L'EMPIRE DE 1812 A 1814.

État de l'Europe en 1810.— Jamais une même génération d'hommes n'avait vu ce que venaient de voir les hommes qui avaient vécu de 1789 à 1811: des idées nouvelles qui avaient remué le monde; des misères et des grandeurs inouïes; un peuple qui s'était fait soldat; des armées qui valaient mieux que les légions romaines; la guerre arrivée à des combinaisons et à des résultats incomparables; enfin, pour appliquer ces idées, pour maîtriser l'élan, pour diriger ces forces redoutables, un homme doué d'un des plus puissants génies que la nature ait jamais formės. Aussi, en vingt années, la vieille Europe avait été bouleversée jusque dans ses fondements. La dynastie de Bourbon, assise naguère sur quatre trônes, n'en gardait plus qu'un, chancelant et menacé, en Sicile; celle de Bragance était exilée au Brésil; celle de Savoie reléguée en Sardaigne; celles d'Orange, de Hesse, de Brunswick et vingt autres, dépouillées. Il n'y avait plus de duchés de Parme, de Modène et de Toscane; plus de république de Venise, de Gênes et de Hollande ; plus d'États de l'Eglise; plus d'empire germanique. La monarchie du grand Frédéric avait été brisée; il n'en subsistait qu'un lambeau; celle de Marie-Thérèse, humiliée par vingt défaites, était coupée de l'Italie et de la mer.
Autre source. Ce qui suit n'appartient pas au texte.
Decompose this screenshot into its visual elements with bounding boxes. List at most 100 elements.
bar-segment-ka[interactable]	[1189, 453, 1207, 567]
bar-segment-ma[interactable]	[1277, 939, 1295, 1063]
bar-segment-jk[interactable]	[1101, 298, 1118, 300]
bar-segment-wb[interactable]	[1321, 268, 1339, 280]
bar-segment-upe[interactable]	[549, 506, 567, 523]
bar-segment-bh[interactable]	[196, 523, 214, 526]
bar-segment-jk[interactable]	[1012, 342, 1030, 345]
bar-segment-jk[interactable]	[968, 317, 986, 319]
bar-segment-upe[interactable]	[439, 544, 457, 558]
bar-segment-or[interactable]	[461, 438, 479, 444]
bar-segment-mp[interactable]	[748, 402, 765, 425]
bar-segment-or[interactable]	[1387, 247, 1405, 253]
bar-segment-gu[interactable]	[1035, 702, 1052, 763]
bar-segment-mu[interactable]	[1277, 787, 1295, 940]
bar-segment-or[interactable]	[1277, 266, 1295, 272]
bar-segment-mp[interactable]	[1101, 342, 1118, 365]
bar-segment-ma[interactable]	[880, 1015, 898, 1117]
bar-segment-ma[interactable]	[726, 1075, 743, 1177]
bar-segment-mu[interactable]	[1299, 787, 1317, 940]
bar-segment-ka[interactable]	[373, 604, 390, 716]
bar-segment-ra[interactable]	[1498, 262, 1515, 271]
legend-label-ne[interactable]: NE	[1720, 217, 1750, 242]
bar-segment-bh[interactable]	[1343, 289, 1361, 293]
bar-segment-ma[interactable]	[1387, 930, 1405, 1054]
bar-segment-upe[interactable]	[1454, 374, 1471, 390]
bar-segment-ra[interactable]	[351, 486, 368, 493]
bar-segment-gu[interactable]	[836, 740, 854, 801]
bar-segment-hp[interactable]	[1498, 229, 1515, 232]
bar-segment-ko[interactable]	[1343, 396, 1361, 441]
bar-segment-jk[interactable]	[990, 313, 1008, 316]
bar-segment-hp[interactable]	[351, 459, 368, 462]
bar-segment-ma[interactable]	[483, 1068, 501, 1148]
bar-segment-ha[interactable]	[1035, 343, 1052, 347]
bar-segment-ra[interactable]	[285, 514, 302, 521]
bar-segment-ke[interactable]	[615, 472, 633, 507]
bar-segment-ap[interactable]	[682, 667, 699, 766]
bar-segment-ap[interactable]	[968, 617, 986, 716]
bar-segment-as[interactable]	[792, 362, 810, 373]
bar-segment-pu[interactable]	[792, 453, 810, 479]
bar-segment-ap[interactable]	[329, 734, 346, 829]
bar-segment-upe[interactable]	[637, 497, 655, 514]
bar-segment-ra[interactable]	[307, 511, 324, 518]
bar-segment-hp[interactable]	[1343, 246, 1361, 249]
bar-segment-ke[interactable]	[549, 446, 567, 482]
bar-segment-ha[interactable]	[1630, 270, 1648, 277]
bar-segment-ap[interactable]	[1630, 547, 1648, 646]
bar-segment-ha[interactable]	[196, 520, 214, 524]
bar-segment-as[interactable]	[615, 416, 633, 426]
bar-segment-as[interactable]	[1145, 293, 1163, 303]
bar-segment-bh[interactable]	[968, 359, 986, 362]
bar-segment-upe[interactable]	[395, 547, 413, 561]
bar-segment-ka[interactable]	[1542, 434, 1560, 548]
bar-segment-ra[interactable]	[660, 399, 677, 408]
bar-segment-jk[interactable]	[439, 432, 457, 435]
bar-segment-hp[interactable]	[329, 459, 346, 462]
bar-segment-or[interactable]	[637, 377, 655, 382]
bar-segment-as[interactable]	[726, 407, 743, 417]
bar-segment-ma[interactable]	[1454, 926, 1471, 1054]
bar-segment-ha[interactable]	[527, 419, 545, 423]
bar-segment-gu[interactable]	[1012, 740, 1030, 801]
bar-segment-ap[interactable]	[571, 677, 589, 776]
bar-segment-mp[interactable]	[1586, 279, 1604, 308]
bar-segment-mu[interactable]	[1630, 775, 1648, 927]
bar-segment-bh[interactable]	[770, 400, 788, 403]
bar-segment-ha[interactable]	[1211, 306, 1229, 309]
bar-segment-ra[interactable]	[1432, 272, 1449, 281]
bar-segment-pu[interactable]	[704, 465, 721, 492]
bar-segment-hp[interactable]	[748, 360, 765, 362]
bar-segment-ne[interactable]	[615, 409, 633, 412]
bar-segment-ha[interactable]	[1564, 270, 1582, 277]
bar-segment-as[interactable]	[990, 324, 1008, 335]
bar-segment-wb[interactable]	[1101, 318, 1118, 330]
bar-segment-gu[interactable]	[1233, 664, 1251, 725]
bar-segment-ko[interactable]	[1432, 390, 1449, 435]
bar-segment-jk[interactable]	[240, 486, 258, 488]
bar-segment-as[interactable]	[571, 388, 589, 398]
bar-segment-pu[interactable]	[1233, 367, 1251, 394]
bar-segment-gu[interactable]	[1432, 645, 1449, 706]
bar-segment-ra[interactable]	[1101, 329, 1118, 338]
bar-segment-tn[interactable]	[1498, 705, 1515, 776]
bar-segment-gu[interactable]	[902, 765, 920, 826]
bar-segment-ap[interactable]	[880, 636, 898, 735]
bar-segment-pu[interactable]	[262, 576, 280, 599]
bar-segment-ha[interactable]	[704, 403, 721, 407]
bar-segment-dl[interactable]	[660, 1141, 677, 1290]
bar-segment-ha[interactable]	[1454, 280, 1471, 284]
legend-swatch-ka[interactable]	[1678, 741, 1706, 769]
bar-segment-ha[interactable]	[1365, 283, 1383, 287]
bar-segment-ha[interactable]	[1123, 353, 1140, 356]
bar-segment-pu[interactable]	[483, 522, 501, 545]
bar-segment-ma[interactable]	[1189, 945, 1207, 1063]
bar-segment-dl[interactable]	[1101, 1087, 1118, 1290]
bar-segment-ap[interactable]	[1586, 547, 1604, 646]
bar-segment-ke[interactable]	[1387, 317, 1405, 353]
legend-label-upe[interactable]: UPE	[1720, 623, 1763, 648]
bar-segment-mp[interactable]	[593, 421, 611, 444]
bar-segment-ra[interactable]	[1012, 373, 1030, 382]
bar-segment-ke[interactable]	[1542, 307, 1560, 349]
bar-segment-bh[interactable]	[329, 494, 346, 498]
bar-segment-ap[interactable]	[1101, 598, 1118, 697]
Si des trônes s'étaient écroulés, d'autres s'étaient élevés. On voyait maintenant des rois d'Italie, de Hollande, de Wesphalie, de Wurtemberg et de Saxe; une confédération du Rhin qui essayait de faire équilibre à ce qui restait de la Prusse et de l'Autriche; une confédération suisse établie sur des bases meilleures que l'ancienne; un grand-duché de Varsovie, qui était une réparation, mais à demi, de la faute politique de 1773.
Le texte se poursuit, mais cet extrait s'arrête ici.